Any slim chance of a Park City comeback was terminated early in the third quarter. The Miners got the ball first and only managed one first down, while the Bobcats capped off a 10-play, 70-yard drive on their first possession with a 4-yard run by Falslev, who trucked over a Park City defender on his way to the end zone.
Even in garbage time, the Miners were unable to break through, because the Bobcats’ D was outstanding from the defensive line, to the linebackers, to the secondary.
“There is not a weakness on our defensive team,” Flaherty said. “There are 11 studs out there and even into our second-string (players) there are just studs. There’s just so much talent (on our defense).”
With the exception of two nice jet sweeps by Mark McCurdy and a couple of dynamic runs up the middle by Dylan Bauer, Park City was never able to get anything going offensively. Indeed, Sky View’s defensive coaches — and offensive coaches, for that matter — did a superb job of game planning for the Miners.
“Our coaching staff, they work so hard,” Larsen said. “They spent hours after every game breaking down all of the film for us, looking at the opponent that we have the next week. I mean, they’ve just awesome. I don’t think that people realize how good of a coaching staff we have. They work so hard for us.”

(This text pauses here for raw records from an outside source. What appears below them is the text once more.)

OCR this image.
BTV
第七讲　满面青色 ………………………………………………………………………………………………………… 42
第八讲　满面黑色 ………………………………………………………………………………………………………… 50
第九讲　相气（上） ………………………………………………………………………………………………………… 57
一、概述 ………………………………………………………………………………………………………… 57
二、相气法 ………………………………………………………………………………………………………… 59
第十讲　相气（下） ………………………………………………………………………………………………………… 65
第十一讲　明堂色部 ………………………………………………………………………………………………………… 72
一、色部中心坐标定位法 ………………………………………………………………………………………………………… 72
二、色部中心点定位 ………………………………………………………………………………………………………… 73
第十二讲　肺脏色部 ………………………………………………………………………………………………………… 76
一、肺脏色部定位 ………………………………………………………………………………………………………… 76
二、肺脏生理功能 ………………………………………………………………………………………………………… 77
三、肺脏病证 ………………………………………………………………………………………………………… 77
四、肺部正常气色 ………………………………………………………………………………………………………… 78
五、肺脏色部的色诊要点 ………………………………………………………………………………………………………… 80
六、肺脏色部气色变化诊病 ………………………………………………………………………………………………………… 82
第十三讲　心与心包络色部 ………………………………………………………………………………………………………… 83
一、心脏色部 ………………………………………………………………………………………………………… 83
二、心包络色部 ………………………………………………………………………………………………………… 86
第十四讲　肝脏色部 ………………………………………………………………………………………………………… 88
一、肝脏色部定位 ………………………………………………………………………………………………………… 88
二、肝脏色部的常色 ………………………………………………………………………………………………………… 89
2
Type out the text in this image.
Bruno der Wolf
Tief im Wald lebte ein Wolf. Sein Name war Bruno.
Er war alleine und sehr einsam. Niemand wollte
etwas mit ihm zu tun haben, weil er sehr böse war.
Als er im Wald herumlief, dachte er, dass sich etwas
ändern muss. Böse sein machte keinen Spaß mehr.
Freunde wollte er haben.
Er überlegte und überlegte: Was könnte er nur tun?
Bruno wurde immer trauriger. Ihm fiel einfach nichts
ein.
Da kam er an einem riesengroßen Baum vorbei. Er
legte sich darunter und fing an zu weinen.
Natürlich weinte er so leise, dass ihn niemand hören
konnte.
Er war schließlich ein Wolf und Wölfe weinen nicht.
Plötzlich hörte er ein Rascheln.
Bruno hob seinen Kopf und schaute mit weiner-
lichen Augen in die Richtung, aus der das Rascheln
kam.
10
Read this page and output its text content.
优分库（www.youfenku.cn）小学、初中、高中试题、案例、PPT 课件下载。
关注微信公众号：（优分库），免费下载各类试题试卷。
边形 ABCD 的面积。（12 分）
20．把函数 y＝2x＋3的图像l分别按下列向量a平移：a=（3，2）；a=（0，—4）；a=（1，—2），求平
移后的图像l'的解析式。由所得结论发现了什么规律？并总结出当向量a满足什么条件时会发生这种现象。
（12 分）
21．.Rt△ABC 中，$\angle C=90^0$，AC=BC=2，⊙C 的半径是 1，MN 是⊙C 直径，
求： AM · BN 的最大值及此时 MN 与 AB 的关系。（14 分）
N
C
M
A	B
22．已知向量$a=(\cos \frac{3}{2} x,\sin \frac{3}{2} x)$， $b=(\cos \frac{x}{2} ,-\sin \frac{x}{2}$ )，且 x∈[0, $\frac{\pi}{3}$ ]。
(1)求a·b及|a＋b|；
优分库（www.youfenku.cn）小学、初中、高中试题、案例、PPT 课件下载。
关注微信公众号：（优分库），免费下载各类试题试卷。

Martindale was joined by teammate Walter Collins in double-figure tackles as the junior recorded 10. Hunter Lewis and Morris finished with eight and seven tackles, respectively. Samuel Thatcher broke up a pair of passes for the Bobcats, who only allowed the Miners to convert on 1 of 10 third downs and 2 of 5 fourth downs.
More importantly, Sky View’s memorable defensive performance helped propel the program to its first-ever state championship.
“This feeling is unexplainable,” Martindale said. “This is for everybody that’s gone to Sky View and who has walked those halls, and most of all it’s for us, these players and coaches. It feels incredible.”